Les Innus : des indiens en guerre contre un géant minier
Cette semaine, ces chefs se sont invités à l'assemblée générale des actionnaires du groupe à Londres. Avant cela, ils font un passage ce week-end à Paris pour défendre leur point de vue. Au risque de décevoir les amateurs de clichés, mis à part leur veston tissé, ces chefs Innus sont vêtus à l'occidentale. Ils parlent un français parfait, leur territoire se trouve à l'est du Québec et c'est sur Google Earth que Real Mackenzie commente les stigmates laissés par la compagnie minière. « C’est un territoire massacré » explique-t-il.
18 énormes trous de mine à ciel ouvert
Ce qui était forêt et terrain de chasse s'est transformé en ce que le chef Innu appelle le plus grand terrain de golf du monde, 18 énormes trous de mine à ciel ouvert. Jean-Claude Therrien-Pinette est directeur de la protection des droits et du territoire pour une des 9 communautés Innus du Québec.
« Ils sont partis en laissant les terres contaminées, l’eau contaminée. Ca ressemble à la planète Mars » explique-t-il.
Le sol est rouge comme le minerai de fer que la filiale du groupe Rio Tinto a sorti là-bas du sol à partir des années 50. C'est aussi à cette période que les Innus, peuple nomade qui se déplace par groupe de deux ou trois familles, peuple pêcheur, cueilleur de baie et chasseur de caribou, vont se regrouper dans quelques villages.
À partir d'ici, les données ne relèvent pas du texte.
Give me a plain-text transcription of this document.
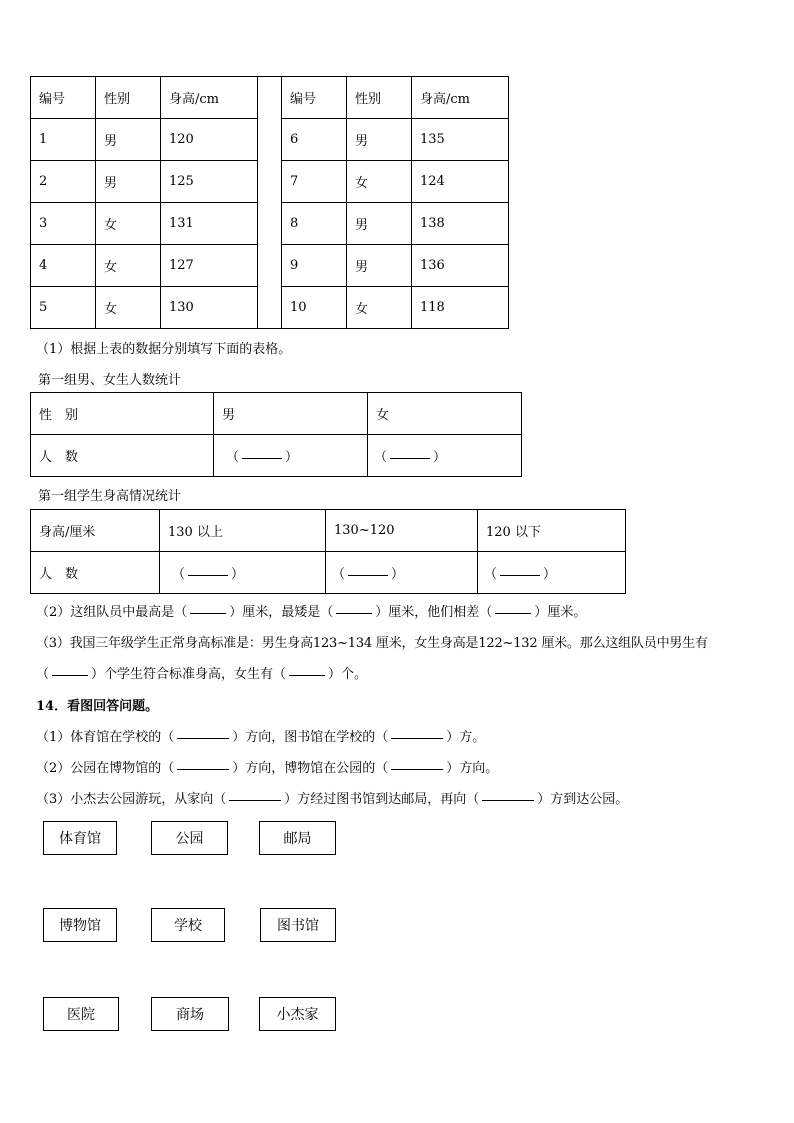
编号	性别	身高/cm		编号	性别	身高/cm
1	男	120		6	男	135
2	男	125		7	女	124
3	女	131		8	男	138
4	女	127		9	男	136
5	女	130		10	女	118
（1）根据上表的数据分别填写下面的表格。
第一组男、女生人数统计
性　别	男	女
人　数	（ ）	（ ）
第一组学生身高情况统计
身高/厘米	130 以上	130~120	120 以下
人　数	（ ）	（ ）	（ ）
（2）这组队员中最高是（	）厘米，最矮是（	）厘米，他们相差（	）厘米。
（3）我国三年级学生正常身高标准是：男生身高123~134 厘米，女生身高是122~132 厘米。那么这组队员中男生有
（	）个学生符合标准身高，女生有（	）个。
14．看图回答问题。
（1）体育馆在学校的（	）方向，图书馆在学校的（	）方。
（2）公园在博物馆的（	）方向，博物馆在公园的（	）方向。
（3）小杰去公园游玩，从家向（	）方经过图书馆到达邮局，再向（	）方到达公园。
体育馆	公园	邮局
博物馆	学校	图书馆
医院	商场	小杰家
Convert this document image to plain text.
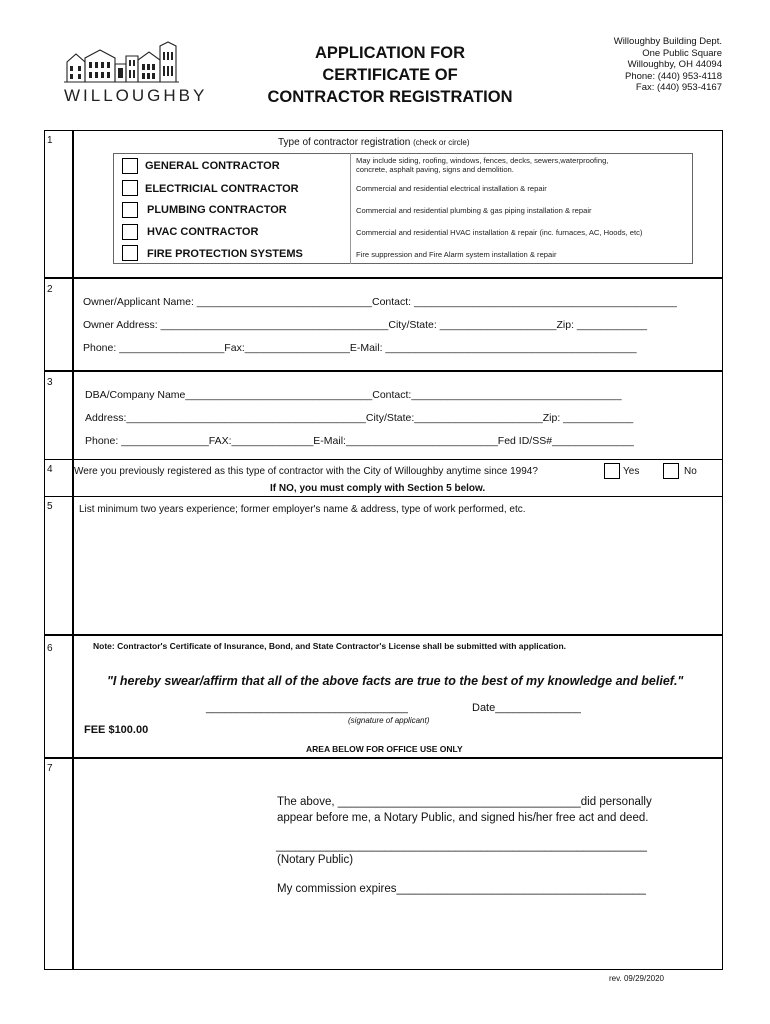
WILLOUGHBY
APPLICATION FOR
CERTIFICATE OF
CONTRACTOR REGISTRATION
Willoughby Building Dept.
One Public Square
Willoughby, OH 44094
Phone: (440) 953-4118
Fax: (440) 953-4167
1	Type of contractor registration (check or circle)
GENERAL CONTRACTOR	May include siding, roofing, windows, fences, decks, sewers,waterproofing,
concrete, asphalt paving, signs and demolition.
ELECTRICIAL CONTRACTOR	Commercial and residential electrical installation & repair
PLUMBING CONTRACTOR	Commercial and residential plumbing & gas piping installation & repair
HVAC CONTRACTOR	Commercial and residential HVAC installation & repair (inc. furnaces, AC, Hoods, etc)
FIRE PROTECTION SYSTEMS	Fire suppression and Fire Alarm system installation & repair
2
Owner/Applicant Name: ______________________________Contact: _____________________________________________
Owner Address: _______________________________________City/State: ____________________Zip: ____________
Phone: __________________Fax:__________________E-Mail: ___________________________________________
3
DBA/Company Name________________________________Contact:____________________________________
Address:_________________________________________City/State:______________________Zip: ____________
Phone: _______________FAX:______________E-Mail:__________________________Fed ID/SS#______________
4 Were you previously registered as this type of contractor with the City of Willoughby anytime since 1994?	Yes	No
If NO, you must comply with Section 5 below.
5	List minimum two years experience; former employer's name & address, type of work performed, etc.
6	Note: Contractor's Certificate of Insurance, Bond, and State Contractor's License shall be submitted with application.
"I hereby swear/affirm that all of the above facts are true to the best of my knowledge and belief."
_________________________________	Date______________
(signature of applicant)
FEE $100.00
AREA BELOW FOR OFFICE USE ONLY
7
The above, ______________________________________did personally
appear before me, a Notary Public, and signed his/her free act and deed.
__________________________________________________________
(Notary Public)
My commission expires_______________________________________
rev. 09/29/2020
Eloigner les Innus de leurs territoires
Mais pour la compagnie minière l’objectif était d’éloigner les Innus de leurs territoires. L'attribution de concessions minières par les autorités coïncide ainsi selon Jean-Claude Therrien Pinette avec la création des réserves et aussi le développement d'internats pour les jeunes dans lesquels les Innus ont aujourd'hui le sentiment d'avoir été acculturés.
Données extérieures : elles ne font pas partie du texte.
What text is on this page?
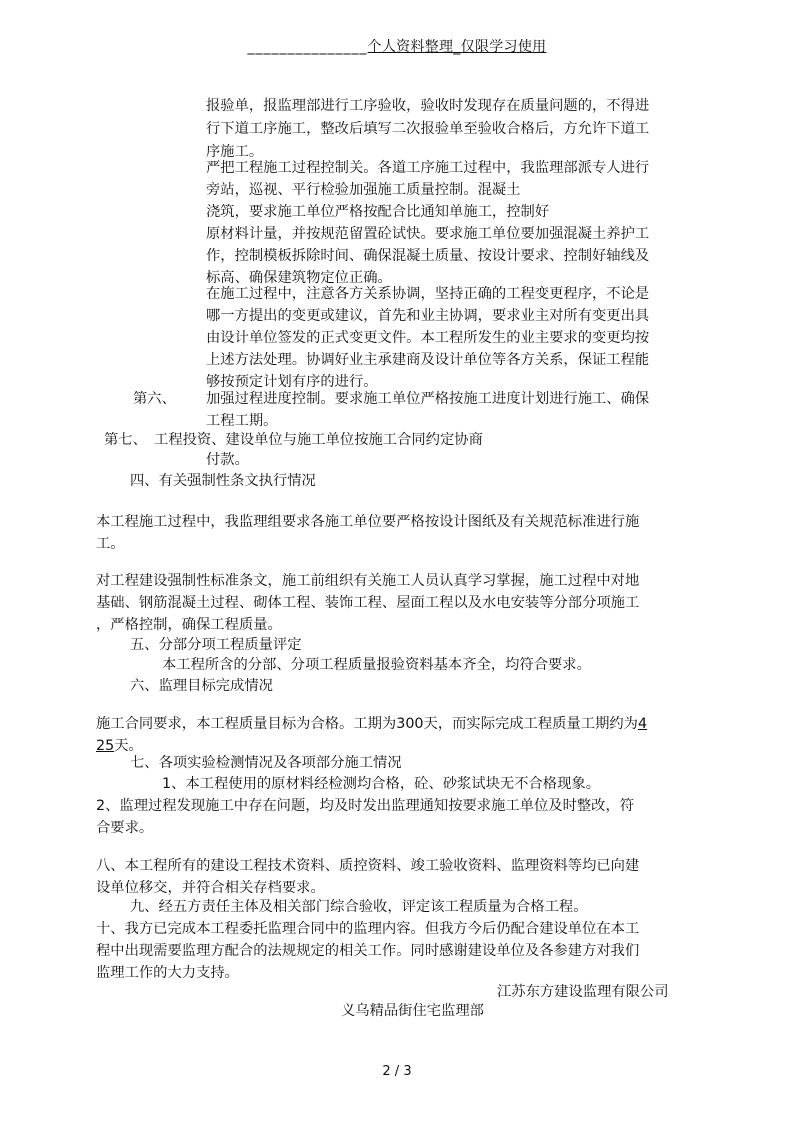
_______________个人资料整理_仅限学习使用
报验单，报监理部进行工序验收，验收时发现存在质量问题的，不得进
行下道工序施工，整改后填写二次报验单至验收合格后，方允许下道工
序施工。
严把工程施工过程控制关。各道工序施工过程中，我监理部派专人进行
旁站，巡视、平行检验加强施工质量控制。混凝土
浇筑，要求施工单位严格按配合比通知单施工，控制好
原材料计量，并按规范留置砼试快。要求施工单位要加强混凝土养护工
作，控制模板拆除时间、确保混凝土质量、按设计要求、控制好轴线及
标高、确保建筑物定位正确。
在施工过程中，注意各方关系协调，坚持正确的工程变更程序，不论是
哪一方提出的变更或建议，首先和业主协调，要求业主对所有变更出具
由设计单位签发的正式变更文件。本工程所发生的业主要求的变更均按
上述方法处理。协调好业主承建商及设计单位等各方关系，保证工程能
够按预定计划有序的进行。
第六、 加强过程进度控制。要求施工单位严格按施工进度计划进行施工、确保
工程工期。
第七、　工程投资、建设单位与施工单位按施工合同约定协商
付款。
四、有关强制性条文执行情况
本工程施工过程中，我监理组要求各施工单位要严格按设计图纸及有关规范标准进行施
工。
对工程建设强制性标准条文，施工前组织有关施工人员认真学习掌握，施工过程中对地
基础、钢筋混凝土过程、砌体工程、装饰工程、屋面工程以及水电安装等分部分项施工
，严格控制，确保工程质量。
五、分部分项工程质量评定
本工程所含的分部、分项工程质量报验资料基本齐全，均符合要求。
六、监理目标完成情况
施工合同要求，本工程质量目标为合格。工期为300天，而实际完成工程质量工期约为4
25天。
七、各项实验检测情况及各项部分施工情况
1、本工程使用的原材料经检测均合格，砼、砂浆试块无不合格现象。
2、监理过程发现施工中存在问题，均及时发出监理通知按要求施工单位及时整改，符
合要求。
八、本工程所有的建设工程技术资料、质控资料、竣工验收资料、监理资料等均已向建
设单位移交，并符合相关存档要求。
九、经五方责任主体及相关部门综合验收，评定该工程质量为合格工程。
十、我方已完成本工程委托监理合同中的监理内容。但我方今后仍配合建设单位在本工
程中出现需要监理方配合的法规规定的相关工作。同时感谢建设单位及各参建方对我们
监理工作的大力支持。
江苏东方建设监理有限公司
义乌精品街住宅监理部
2 / 3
C'est donc dans ce cadre vécu comme quasi colonial que les Innus situent leur combat contre Rio Tinto. Même si les autorités canadiennes ne l'entendent pas forcément de cette oreille, les Innus - ils sont environ 17.000 aujourd'hui- s'estiment propriétaires des terres sur lesquelles chassaient leurs ancêtres et qui sont aussi grandes que la France...le fait que les mines exploitées par la filiale de Rio Tinto aient fait vivre bon nombre de famille ne change rien à l'affaire aux yeux du chef Réal MacKenzie :
« Occuper un terrain, c’est comme occuper un appartement, le locataire paye et bien chez nous, c’est pareil. »
Après avoir cherché pendant 4 ans à négocier un accord à l'amiable avec Rio Tinto, les Innus ont lancé une procédure judiciaire au Québec. Ils réclament au géant minier près de 700 millions d'euros de dommages et intérêts. Des fonds qui seraient loin d'être superflu pour soutenir une population où le taux de chômage atteint 50% explique Mike McKenzie autre chef de communauté Innu. « Ces fonds pourraient par exemple servir à apprendre les rudiments de notre culture aux plus jeunes ».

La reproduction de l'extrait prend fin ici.